Ronaldo Rodrigues é
um dos maiores representantes do nosso prog rock estando a frente das bandas
Caravela Escarlate e Arcpelago e que agora está lançando o seu primeiro
trabalho solo gravado artesanalmente em sua casa.
2112. A idéia de gravar um álbum solo
já vinha sendo trabalhado na sua cabeça há um certo tempo e o seu casamento
concretizou esse projeto. Como é essa história?
Ronaldo Rodrigues. Sim, já vinha. É engraçado
vermos coisas que a gente projetou assim de forma um tanto despretensiosa se
concretizarem ou chegarem próximo disso. Quando gravei meu primeiro disco,
entre 2009 e 2010 com a Massahara, tinha colocado pra mim mesmo uma espécie de
"objetivo" de ser um músico de estúdio, fazer muitos trabalhos em
estúdio...o estúdio realmente era um local onde eu me realizava musicalmente.
Também tinha a ideia de nos 10 anos seguintes buscar fazer tudo que eu gostaria
em música. Posso dizer que isso tem acontecido, ainda que não de uma forma tão
consciente, tão objetiva, tão certeira. Já são mais de uma dezena o número de
discos oficiais que foram lançados com alguma participação minha, incluindo os
trabalhos próprios das bandas que fiz/faço parte. Em termos de estilos musicais
muita coisa que eu gosto foi abarcada, mas nem tudo ainda. Esse meu primeiro
álbum solo vem na esteira dessas coisas todas. Soma-se a isso o incentivo vindo
da minha noiva, Fernanda Pio, que é uma pessoa muito criativa e vibrante,
sempre cheia de ideias e iniciativas, de fazermos algo diferente na preparação
do nosso casamento. Em geral, os convidados de um casamento presenteiam os
noivos; no nosso caso pedimos que o presente fosse uma colaboração em dinheiro
para uma road trip que queremos fazer na Europa em lua de mel. E quem nos
presenteasse seria recompensado com pequenas lembranças produzidas por nós
mesmos - a Fernanda é designer gráfica e ilustradora e eu, músico. A confecção
dessas lembranças me fez conectar as partes. Esses elementos foram os
catalisadores do meu primeiro álbum solo.
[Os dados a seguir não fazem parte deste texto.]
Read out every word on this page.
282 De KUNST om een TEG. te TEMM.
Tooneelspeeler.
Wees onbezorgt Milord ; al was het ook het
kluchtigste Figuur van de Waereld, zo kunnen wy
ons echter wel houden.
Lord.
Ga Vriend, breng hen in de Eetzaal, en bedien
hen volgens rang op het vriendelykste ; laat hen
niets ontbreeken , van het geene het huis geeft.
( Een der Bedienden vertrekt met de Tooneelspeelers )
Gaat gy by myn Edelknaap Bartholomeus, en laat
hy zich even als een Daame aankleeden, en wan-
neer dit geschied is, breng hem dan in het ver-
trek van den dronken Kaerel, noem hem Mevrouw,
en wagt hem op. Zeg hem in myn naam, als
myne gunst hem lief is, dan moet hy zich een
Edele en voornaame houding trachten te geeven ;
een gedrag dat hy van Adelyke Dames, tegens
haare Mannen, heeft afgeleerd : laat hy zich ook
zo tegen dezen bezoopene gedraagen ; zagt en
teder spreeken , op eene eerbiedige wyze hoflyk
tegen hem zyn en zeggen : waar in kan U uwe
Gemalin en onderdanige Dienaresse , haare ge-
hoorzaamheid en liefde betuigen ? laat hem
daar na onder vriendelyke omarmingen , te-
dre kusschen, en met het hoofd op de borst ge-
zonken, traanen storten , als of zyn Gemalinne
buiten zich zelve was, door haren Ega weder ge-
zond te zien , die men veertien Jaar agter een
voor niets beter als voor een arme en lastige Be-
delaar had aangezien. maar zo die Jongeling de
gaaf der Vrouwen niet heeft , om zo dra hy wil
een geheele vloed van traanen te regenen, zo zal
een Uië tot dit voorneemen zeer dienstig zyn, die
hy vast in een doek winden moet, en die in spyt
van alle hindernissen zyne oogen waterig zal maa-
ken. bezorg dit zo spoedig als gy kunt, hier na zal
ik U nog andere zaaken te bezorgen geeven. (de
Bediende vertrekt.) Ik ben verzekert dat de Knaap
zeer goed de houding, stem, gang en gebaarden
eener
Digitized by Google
2112. Fale um pouco sobre o processo
de composição das faixas, a pré-produção e a gravações. Foi um processo
praticamente artesanal, não é?
Ronaldo. Bastante artesanal e também
desafiador, porque eu não sou um cara tão afeito a parte "técnica" de
uma gravação, apesar de ter um conhecimento e uma experiência razoável no
assunto. Adquiri alguns equipamentos no fim do ano passado para conseguir
gravar com boa qualidade e o restante tem sido na base de "tentativa e
erro". Nada até o momento foi terceirizado e pretendo que continue assim.
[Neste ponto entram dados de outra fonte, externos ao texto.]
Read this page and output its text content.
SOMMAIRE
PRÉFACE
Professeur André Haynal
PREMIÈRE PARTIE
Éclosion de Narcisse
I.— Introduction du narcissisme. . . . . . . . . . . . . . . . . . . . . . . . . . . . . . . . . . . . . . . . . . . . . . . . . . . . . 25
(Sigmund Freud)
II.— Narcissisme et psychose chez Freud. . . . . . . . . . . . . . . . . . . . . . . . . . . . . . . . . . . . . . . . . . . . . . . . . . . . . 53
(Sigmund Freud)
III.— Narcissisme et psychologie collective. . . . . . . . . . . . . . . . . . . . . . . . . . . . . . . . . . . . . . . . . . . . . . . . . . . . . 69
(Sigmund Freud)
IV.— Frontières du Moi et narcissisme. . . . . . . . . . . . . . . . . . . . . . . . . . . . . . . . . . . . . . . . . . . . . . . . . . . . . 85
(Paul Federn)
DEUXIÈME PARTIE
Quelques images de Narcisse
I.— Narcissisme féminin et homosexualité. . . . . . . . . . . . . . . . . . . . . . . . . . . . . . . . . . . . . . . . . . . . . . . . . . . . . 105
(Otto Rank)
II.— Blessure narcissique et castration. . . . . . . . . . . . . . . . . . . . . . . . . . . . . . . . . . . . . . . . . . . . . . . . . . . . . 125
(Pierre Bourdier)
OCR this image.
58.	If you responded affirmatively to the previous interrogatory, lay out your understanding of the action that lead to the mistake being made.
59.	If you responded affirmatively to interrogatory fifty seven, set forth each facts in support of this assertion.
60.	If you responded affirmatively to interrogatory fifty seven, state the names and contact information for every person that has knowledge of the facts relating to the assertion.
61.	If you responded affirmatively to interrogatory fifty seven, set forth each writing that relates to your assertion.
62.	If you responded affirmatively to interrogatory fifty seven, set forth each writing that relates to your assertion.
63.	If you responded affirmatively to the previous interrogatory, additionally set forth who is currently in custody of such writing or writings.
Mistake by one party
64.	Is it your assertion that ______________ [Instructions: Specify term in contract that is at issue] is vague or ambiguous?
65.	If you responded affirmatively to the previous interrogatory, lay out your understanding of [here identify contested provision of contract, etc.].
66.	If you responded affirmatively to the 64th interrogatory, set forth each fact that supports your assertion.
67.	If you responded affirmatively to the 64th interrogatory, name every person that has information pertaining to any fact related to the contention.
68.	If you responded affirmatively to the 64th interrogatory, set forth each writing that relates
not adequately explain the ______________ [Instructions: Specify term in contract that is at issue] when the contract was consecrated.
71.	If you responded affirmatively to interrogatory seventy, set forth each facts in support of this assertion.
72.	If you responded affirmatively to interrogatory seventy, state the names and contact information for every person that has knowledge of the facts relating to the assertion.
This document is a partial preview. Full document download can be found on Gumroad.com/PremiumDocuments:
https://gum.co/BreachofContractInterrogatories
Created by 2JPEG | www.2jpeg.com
Isso ao mesmo tempo é uma tarefa muito árdua mas também uma satisfação
particular que apenas um trabalho solo totalmente autoral pode trazer. O
primeiro disco da Caravela Escarlate, Rascunho (2016), foi um trabalho feito
com pouca maturação e pouco tempo entre a concepção das faixas, os arranjos, os
poucos ensaios e a gravação. Já nesse meu trabalho solo a coisa foi ainda mais
expressa e não houve pré-produção. Tinha as ideias na cabeça mas as ensaiei
muito pouco e já fui gravando direto; então é um trabalho muito espontâneo,
realmente um retrato deste meu momento. Das 7 músicas, 4 delas foram feitas
totalmente dessa forma - concepção, arranjo e gravação feitas em intervalo de
pouquíssimos dias. Outras 3 faixas eu já tinha composto em diferentes ocasiões,
mas foram rearranjadas para o disco também com um tempo curto de gestação. As
composições vem um pouco no intuito de serem como trilhas sonoras.
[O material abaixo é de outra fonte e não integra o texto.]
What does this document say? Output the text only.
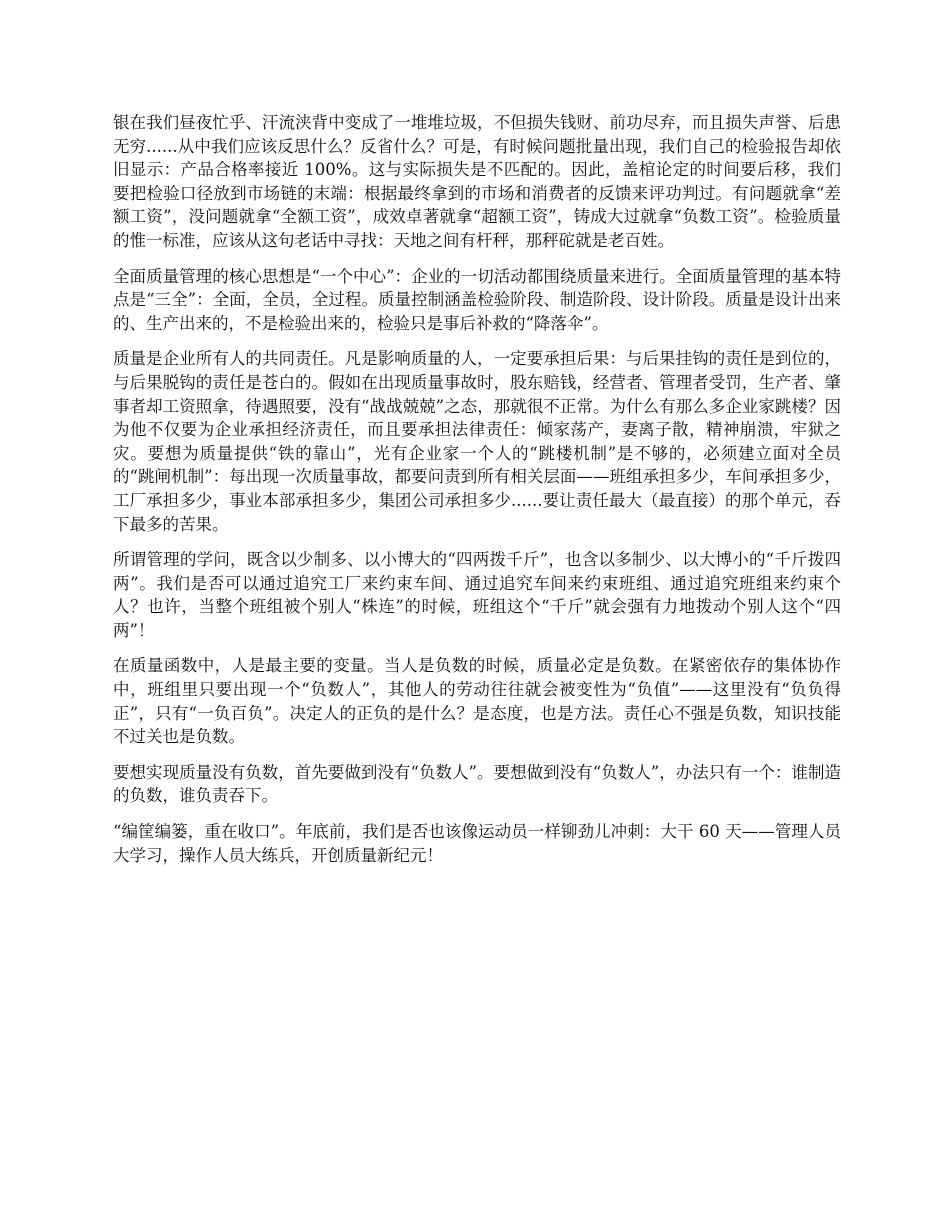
银在我们昼夜忙乎、汗流浃背中变成了一堆堆垃圾，不但损失钱财、前功尽弃，而且损失声誉、后患无穷......从中我们应该反思什么？反省什么？可是，有时候问题批量出现，我们自己的检验报告却依旧显示：产品合格率接近 100%。这与实际损失是不匹配的。因此，盖棺论定的时间要后移，我们要把检验口径放到市场链的末端：根据最终拿到的市场和消费者的反馈来评功判过。有问题就拿“差额工资”，没问题就拿“全额工资”，成效卓著就拿“超额工资”，铸成大过就拿“负数工资”。检验质量的惟一标准，应该从这句老话中寻找：天地之间有杆秤，那秤砣就是老百姓。

全面质量管理的核心思想是“一个中心”：企业的一切活动都围绕质量来进行。全面质量管理的基本特点是“三全”：全面，全员，全过程。质量控制涵盖检验阶段、制造阶段、设计阶段。质量是设计出来的、生产出来的，不是检验出来的，检验只是事后补救的“降落伞”。

质量是企业所有人的共同责任。凡是影响质量的人，一定要承担后果：与后果挂钩的责任是到位的，与后果脱钩的责任是苍白的。假如在出现质量事故时，股东赔钱，经营者、管理者受罚，生产者、肇事者却工资照拿，待遇照要，没有“战战兢兢”之态，那就很不正常。为什么有那么多企业家跳楼？因为他不仅要为企业承担经济责任，而且要承担法律责任：倾家荡产，妻离子散，精神崩溃，牢狱之灾。要想为质量提供“铁的靠山”，光有企业家一个人的“跳楼机制”是不够的，必须建立面对全员的“跳闸机制”：每出现一次质量事故，都要问责到所有相关层面——班组承担多少，车间承担多少，工厂承担多少，事业本部承担多少，集团公司承担多少......要让责任最大（最直接）的那个单元，吞下最多的苦果。

所谓管理的学问，既含以少制多、以小博大的“四两拨千斤”，也含以多制少、以大博小的“千斤拨四两”。我们是否可以通过追究工厂来约束车间、通过追究车间来约束班组、通过追究班组来约束个人？也许，当整个班组被个别人“株连”的时候，班组这个“千斤”就会强有力地拨动个别人这个“四两”！

在质量函数中，人是最主要的变量。当人是负数的时候，质量必定是负数。在紧密依存的集体协作中，班组里只要出现一个“负数人”，其他人的劳动往往就会被变性为“负值”——这里没有“负负得正”，只有“一负百负”。决定人的正负的是什么？是态度，也是方法。责任心不强是负数，知识技能不过关也是负数。

要想实现质量没有负数，首先要做到没有“负数人”。要想做到没有“负数人”，办法只有一个：谁制造的负数，谁负责吞下。

“编筐编篓，重在收口”。年底前，我们是否也该像运动员一样铆劲儿冲刺：大干 60 天——管理人员大学习，操作人员大练兵，开创质量新纪元！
2112. Você gravou o álbum todo sozinho
ou teve a participação de algum outro músico?
Ronaldo. Tudo sozinho mesmo. Até cogitei, mas desisti. Não foi por vaidade, mas mais pelos recursos (dinheiro, tempo, estrutura, etc.) que não tive como dispor no momento.
2112. Que instrumentos você usou nas gravações do álbum?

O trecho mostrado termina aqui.